Joan has learned that there is no one-size-fits-all or one-time solution. Instead, she has discovered that the most effective response to trauma is to address both its underlying causes in the community and how teachers can appropriately respond to its effects on students. St. Albans City School now has a comprehensive set of initiatives to support both student and staff wellness, including:
Conscious Discipline training for staff – with refreshers through in-service and faculty meetings
Resiliency training for all school staff with licensed psychologist Joelle Van Lent
Resiliency Leadership Team to create a deeper level of knowledge and support the whole school in being accountable to resilient practices
Train the trainer model for staff training in restorative practices
Staff training in equity in education with Rebecca Haslam, professor of education at St. Michael’s College
Analysis of the School Cultural Analytic Tool for Educators results to improve school culture
Fun, community building activities for staff during professional development days
St. Albans City School also takes the time to celebrate successes, “to notice each other and when people are really making things work.” The school gives the clear message to anyone who enters the building that we are all in this together. Joan has learned through this process that “to take care of children, we also need to take care of each other.” Despite high staff turnover that is typical of this challenging district, Joan has cultivated a professional learning community where new teachers are intentionally integrated into the school community. She is intent on ensuring that new teachers receive the same background information and training that she has been providing for staff that have been with her for the seven-year journey of becoming more trauma-responsive.

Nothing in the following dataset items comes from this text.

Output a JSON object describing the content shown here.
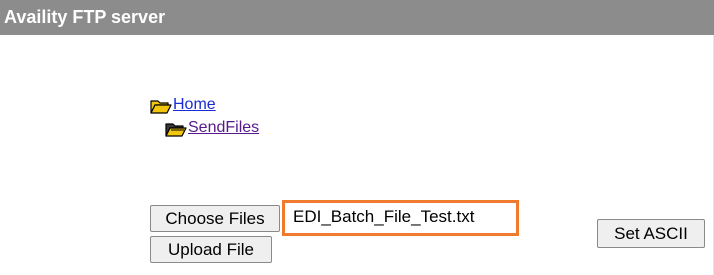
{
  "header": {
    "title": "Availity FTP server"
  },
  "tree": {
    "home_label": "Home",
    "home_icon": "folder-open-icon",
    "sendfiles_label": "SendFiles",
    "sendfiles_icon": "folder-open-filled-icon"
  },
  "upload": {
    "choose_label": "Choose Files",
    "selected_file": "EDI_Batch_File_Test.txt",
    "upload_label": "Upload File",
    "set_ascii_label": "Set ASCII"
  },
  "colors": {
    "header_bg": "#8c8c8c",
    "highlight": "#f07a2e",
    "link": "#1a2bd6",
    "visited_link": "#551a8b",
    "folder": "#f2c60d"
  }
}
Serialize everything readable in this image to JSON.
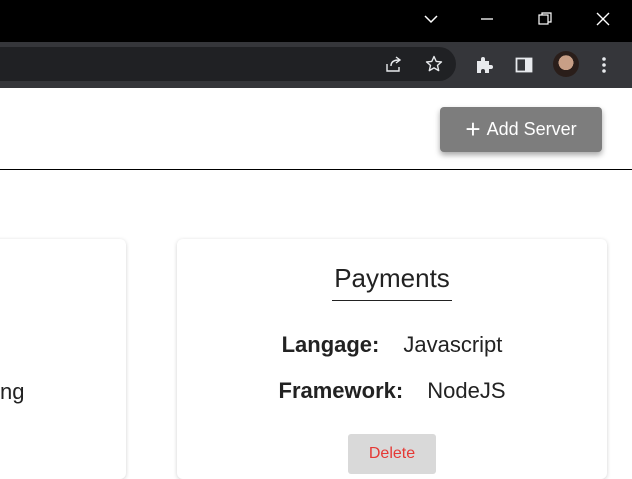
{
  "window": {
    "controls": {
      "tab_search_icon": "chevron-down-icon",
      "minimize_icon": "minimize-icon",
      "restore_icon": "restore-icon",
      "close_icon": "close-icon"
    }
  },
  "toolbar": {
    "icons": [
      "share-icon",
      "star-icon",
      "extensions-icon",
      "side-panel-icon",
      "avatar",
      "menu-icon"
    ]
  },
  "header": {
    "add_button_label": "Add Server",
    "add_button_icon": "plus-icon",
    "add_button_color": "#7d7d7d"
  },
  "cards": [
    {
      "partial_text": "ng"
    },
    {
      "title": "Payments",
      "fields": [
        {
          "label": "Langage:",
          "value": "Javascript"
        },
        {
          "label": "Framework:",
          "value": "NodeJS"
        }
      ],
      "delete_label": "Delete",
      "delete_color": "#e53935"
    }
  ]
}
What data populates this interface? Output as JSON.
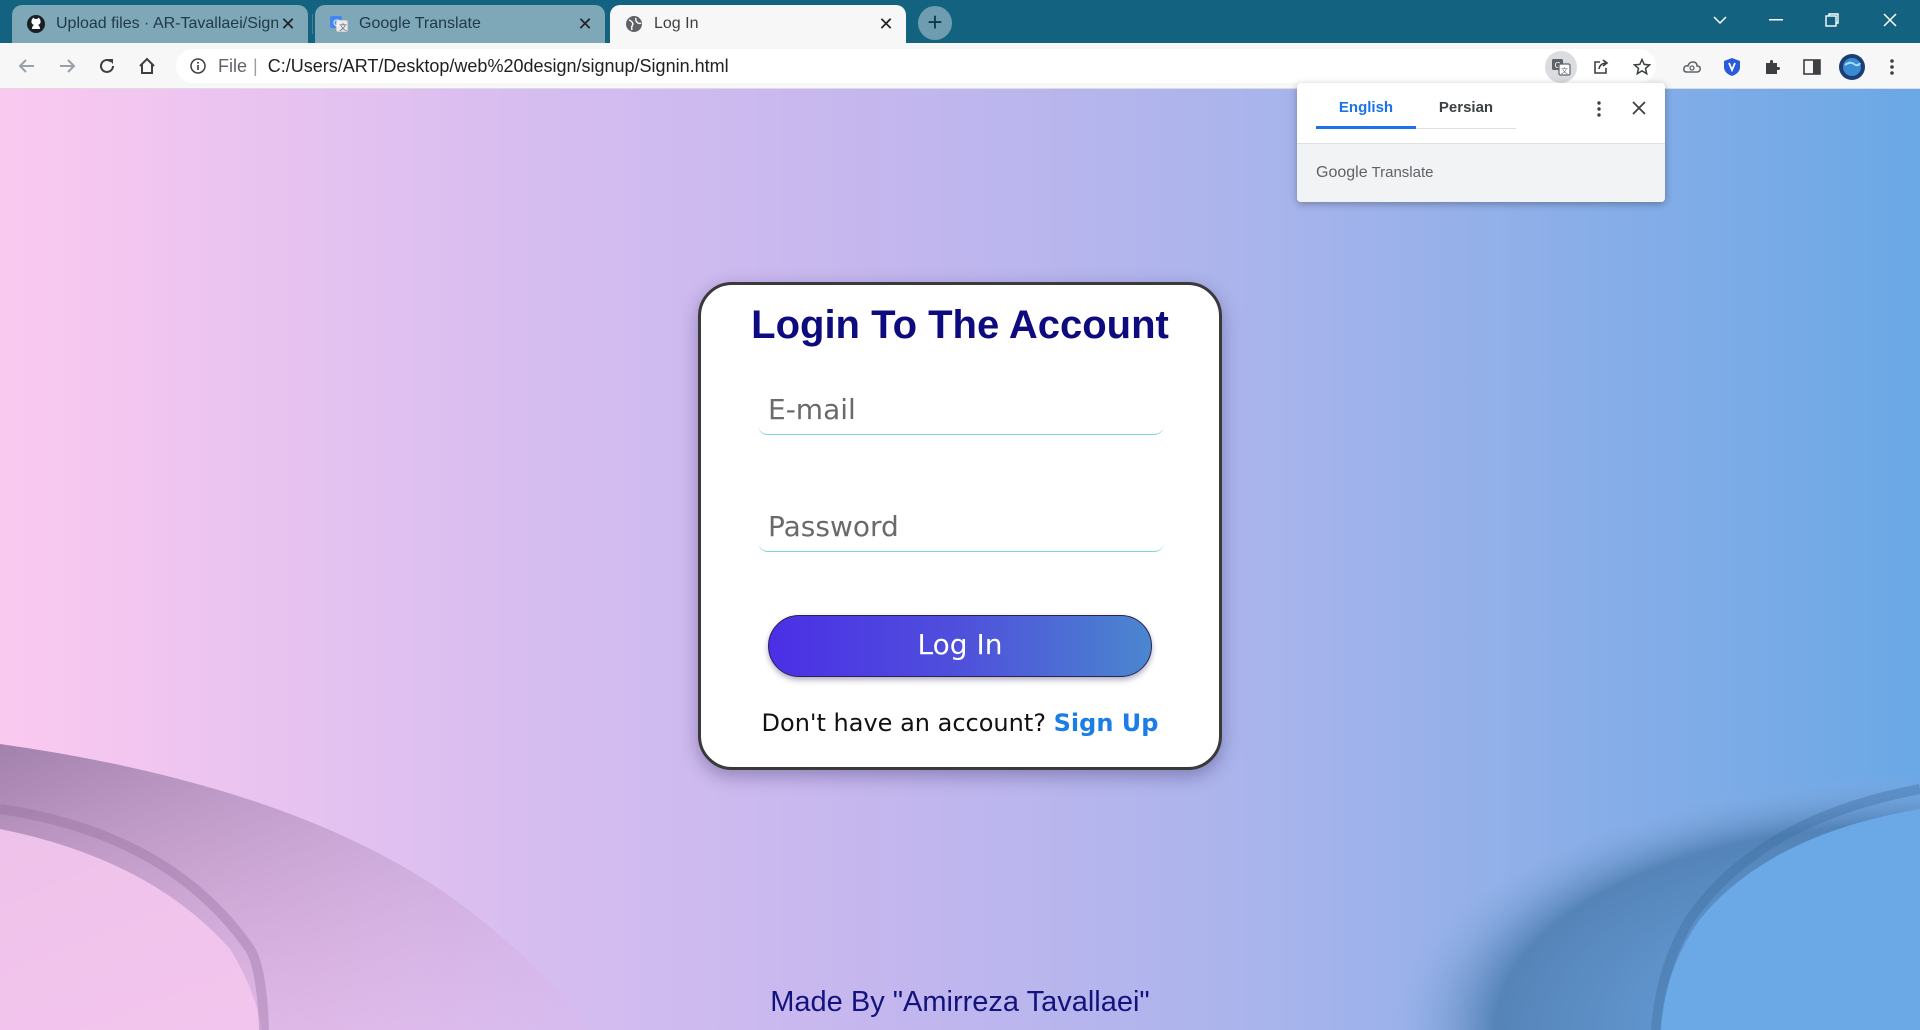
{
  "browser": {
    "tabs": [
      {
        "title": "Upload files · AR-Tavallaei/Signup",
        "icon": "github-icon",
        "active": false
      },
      {
        "title": "Google Translate",
        "icon": "google-translate-icon",
        "active": false
      },
      {
        "title": "Log In",
        "icon": "globe-icon",
        "active": true
      }
    ],
    "address": {
      "scheme_label": "File",
      "separator": "|",
      "url": "C:/Users/ART/Desktop/web%20design/signup/Signin.html"
    },
    "colors": {
      "tabstrip": "#136380",
      "toolbar": "#f7f7f7"
    }
  },
  "translate_popup": {
    "tabs": [
      "English",
      "Persian"
    ],
    "active_tab": "English",
    "brand_google": "Google",
    "brand_translate": "Translate"
  },
  "login": {
    "title": "Login To The Account",
    "email_placeholder": "E-mail",
    "password_placeholder": "Password",
    "button_label": "Log In",
    "signup_prompt": "Don't have an account?",
    "signup_link": "Sign Up"
  },
  "footer": {
    "credit": "Made By \"Amirreza Tavallaei\""
  },
  "colors": {
    "title": "#0e0b7e",
    "link": "#1a7ee6",
    "button_start": "#4b2fe6",
    "button_end": "#4b86cf"
  }
}
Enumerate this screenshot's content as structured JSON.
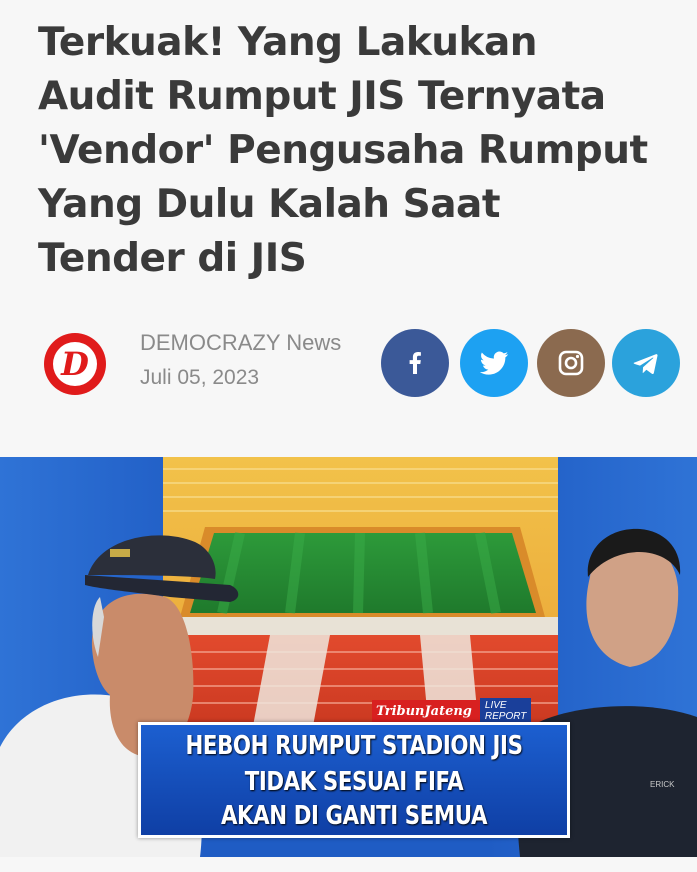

At a reflection session at the end of last school year, Joan and her staff realized that there was still a missing puzzle piece in their delivery of trauma-responsive education. Students had better regulation skills and staff were better informed on how to support students experiencing trauma, but they still wanted something to bring the school together around normed language and expectations. A single conversation sparked the idea of creating a children’s book starring the school mascot, a penguin named Raider. Staff came together to create Raider Learns to Own It, Fix It, and Move On. Using characters, locations, and situations familiar to each student in the school, Joan and her staff wrote and illustrated a story that made all of the great work they’d been doing concrete for students. Students and staff now had a common language to use when a problem arose, “Have you owned it? Fixed it? Moved on?”
Leadership Outside the School Building
Joan’s not content with just improving the well-being of her students and staff; she wants to change the way Vermont addresses student mental health and trauma. She is part of a collaboration between the Vermont Principal’s Association and Prevent Child Abuse Vermont to help schools work better at identifying and addressing the social emotional needs of children.
She’s also been in meetings with the Vermont Governor’s Liaison who she’s lobbying to bring Vermont’s Agency of Education and Agency of Human Services together to bridge the divide between the two agencies in an effort to better support students, especially those who have adverse childhood experiences. Joan is “determined that we can work within existing laws by moving back to the spirit of the laws and not just the letter of the law,” which has led to ineffective bureaucracy rather than providing the intended assistance to students in need.
When asked about her work in the Childhood-Trauma Learning Collaborative, Joan said it has “validated the work we are doing and my personal journey. It is also furthering my learning and sometimes it makes me question and reflect. It makes me aware that the issues the children in my school are facing are common across schools and states.”